½ recipe, Basic or Gluten Free Pizza Dough (preceded recipes)
1½ teaspoons olive oil
¼ cup ricotta, strained if especially wet
1 garlic clove, finely chopped
¼ teaspoon kosher salt
Pinch freshly ground black pepper
½ cup pitted kalamata olives
½ cup grape tomatoes, halved
¼ cup grated or shredded Pecorino Romano
4 slices bacon, cooked and crumbled
Pinch crushed red pepper, optional
6 Medium to large fresh basil leaves, torn
Nutritional information per serving (based on 6 servings):
Calories 193 (35% from fat) • carb. 24g · pro. 9g • fat 7g • sat. fat 2g
• chol. 13mg • sod. 575mg • calc. 20mg • fiber 1g
1. Stretch or roll the dough to a 10 or 12-inch round and fit onto an oiled pizza screen or into the provided baking pan (oiled).
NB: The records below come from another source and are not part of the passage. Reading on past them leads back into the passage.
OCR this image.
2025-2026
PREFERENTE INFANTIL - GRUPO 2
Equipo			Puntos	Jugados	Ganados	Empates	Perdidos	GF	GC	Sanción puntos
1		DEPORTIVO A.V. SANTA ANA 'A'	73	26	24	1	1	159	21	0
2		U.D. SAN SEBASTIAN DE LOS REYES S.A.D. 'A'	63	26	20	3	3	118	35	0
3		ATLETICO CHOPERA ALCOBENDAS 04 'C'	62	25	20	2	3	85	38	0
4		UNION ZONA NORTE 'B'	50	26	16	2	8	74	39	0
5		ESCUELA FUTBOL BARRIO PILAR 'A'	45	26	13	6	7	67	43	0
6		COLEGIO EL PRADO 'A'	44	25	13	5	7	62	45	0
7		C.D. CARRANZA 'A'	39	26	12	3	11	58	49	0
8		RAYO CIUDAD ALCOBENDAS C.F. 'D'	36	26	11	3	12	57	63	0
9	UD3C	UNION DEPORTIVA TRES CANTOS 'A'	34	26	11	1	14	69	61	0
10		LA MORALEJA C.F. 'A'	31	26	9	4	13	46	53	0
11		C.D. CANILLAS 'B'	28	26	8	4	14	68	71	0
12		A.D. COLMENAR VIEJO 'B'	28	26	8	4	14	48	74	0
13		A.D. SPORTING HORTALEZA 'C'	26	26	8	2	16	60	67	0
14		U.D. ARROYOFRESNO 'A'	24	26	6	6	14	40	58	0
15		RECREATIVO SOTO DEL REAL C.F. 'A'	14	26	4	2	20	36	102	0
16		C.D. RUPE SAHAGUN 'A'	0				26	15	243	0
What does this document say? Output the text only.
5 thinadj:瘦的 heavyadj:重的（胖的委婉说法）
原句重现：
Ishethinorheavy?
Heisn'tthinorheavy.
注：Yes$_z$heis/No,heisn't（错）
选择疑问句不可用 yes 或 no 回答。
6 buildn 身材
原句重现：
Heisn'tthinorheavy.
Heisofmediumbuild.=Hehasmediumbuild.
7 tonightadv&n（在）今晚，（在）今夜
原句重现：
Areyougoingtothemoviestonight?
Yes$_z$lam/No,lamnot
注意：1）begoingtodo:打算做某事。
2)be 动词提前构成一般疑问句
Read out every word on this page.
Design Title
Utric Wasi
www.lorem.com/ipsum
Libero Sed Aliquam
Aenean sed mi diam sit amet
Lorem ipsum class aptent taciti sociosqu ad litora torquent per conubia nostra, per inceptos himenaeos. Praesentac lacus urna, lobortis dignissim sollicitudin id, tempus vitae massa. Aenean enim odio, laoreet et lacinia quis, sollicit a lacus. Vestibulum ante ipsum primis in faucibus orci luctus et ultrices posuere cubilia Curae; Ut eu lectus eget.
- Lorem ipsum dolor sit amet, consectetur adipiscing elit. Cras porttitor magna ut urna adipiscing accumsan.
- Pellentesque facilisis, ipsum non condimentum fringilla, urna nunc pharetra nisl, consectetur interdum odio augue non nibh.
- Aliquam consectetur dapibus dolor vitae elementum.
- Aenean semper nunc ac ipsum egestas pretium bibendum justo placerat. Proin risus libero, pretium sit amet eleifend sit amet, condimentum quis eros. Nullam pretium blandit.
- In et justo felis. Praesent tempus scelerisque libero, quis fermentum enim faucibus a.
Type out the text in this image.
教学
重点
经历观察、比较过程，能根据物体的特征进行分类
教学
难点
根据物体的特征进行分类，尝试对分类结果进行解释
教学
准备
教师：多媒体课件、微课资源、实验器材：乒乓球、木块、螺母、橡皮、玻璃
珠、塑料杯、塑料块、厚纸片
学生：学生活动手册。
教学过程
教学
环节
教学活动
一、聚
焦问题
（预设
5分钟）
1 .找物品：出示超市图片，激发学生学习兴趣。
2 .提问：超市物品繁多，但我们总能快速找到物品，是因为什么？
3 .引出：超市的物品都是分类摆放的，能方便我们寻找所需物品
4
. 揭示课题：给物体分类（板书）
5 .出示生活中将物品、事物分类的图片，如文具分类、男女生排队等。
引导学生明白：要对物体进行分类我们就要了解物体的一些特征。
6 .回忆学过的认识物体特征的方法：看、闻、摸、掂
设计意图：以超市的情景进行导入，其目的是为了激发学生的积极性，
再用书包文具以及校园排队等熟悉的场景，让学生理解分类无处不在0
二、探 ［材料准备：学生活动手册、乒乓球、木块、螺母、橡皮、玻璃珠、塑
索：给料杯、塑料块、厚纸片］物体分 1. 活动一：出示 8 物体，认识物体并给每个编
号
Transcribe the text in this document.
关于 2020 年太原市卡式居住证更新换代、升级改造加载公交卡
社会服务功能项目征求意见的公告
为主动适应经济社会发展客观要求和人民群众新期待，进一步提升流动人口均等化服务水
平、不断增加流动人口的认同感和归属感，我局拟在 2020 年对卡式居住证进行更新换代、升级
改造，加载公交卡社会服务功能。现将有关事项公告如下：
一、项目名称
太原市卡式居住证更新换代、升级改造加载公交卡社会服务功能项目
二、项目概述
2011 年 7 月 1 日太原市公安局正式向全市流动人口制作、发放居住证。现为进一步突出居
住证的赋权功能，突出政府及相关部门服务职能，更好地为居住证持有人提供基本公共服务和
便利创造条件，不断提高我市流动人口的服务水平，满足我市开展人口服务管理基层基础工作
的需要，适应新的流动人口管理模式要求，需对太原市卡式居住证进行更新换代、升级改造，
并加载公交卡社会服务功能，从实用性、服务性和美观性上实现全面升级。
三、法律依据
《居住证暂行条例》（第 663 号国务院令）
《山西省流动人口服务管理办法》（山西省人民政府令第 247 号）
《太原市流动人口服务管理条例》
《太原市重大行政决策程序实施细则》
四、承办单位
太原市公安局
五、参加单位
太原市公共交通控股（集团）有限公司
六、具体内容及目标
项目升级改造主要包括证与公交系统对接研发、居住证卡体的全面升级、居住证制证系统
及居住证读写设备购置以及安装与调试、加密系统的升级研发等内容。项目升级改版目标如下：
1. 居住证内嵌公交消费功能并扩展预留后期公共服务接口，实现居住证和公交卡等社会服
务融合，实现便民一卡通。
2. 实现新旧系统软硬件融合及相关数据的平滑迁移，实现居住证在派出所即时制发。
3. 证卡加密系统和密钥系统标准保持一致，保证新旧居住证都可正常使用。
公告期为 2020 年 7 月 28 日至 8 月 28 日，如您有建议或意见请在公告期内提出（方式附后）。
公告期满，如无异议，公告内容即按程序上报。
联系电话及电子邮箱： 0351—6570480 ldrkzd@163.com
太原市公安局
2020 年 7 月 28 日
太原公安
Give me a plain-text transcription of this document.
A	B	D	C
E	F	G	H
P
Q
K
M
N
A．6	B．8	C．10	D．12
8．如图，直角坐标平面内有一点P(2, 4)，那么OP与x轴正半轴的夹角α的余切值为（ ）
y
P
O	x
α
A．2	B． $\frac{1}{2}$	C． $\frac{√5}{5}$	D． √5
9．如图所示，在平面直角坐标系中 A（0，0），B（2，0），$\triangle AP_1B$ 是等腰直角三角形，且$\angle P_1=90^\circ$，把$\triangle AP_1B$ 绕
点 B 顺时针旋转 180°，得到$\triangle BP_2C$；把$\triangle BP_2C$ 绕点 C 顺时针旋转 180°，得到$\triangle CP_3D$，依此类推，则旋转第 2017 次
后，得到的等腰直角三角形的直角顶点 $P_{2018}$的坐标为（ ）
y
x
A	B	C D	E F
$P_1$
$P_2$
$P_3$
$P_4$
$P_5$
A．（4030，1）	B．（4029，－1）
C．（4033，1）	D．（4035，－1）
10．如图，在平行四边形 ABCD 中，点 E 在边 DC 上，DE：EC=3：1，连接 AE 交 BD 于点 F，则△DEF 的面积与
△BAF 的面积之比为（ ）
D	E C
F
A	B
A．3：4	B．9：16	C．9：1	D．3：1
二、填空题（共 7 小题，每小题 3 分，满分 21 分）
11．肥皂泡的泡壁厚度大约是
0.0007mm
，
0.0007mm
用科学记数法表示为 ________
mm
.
Brush the top of the dough with the olive oil and then dollop the ricotta across the surface, leaving about 1 inch around the edges for a crust. Evenly distribute the remaining ingredients, in the order listed, except for the basil.
2. Adjust the rack to position 3. Set to Pizza, 12-inch fresh at 450°F for 14 minutes. Once is preheated, slide pizza into the oven. Check a few minutes before cooking time is finished so that the pizza is not too dark.
3. Top with the torn basil leaves and slice and serve.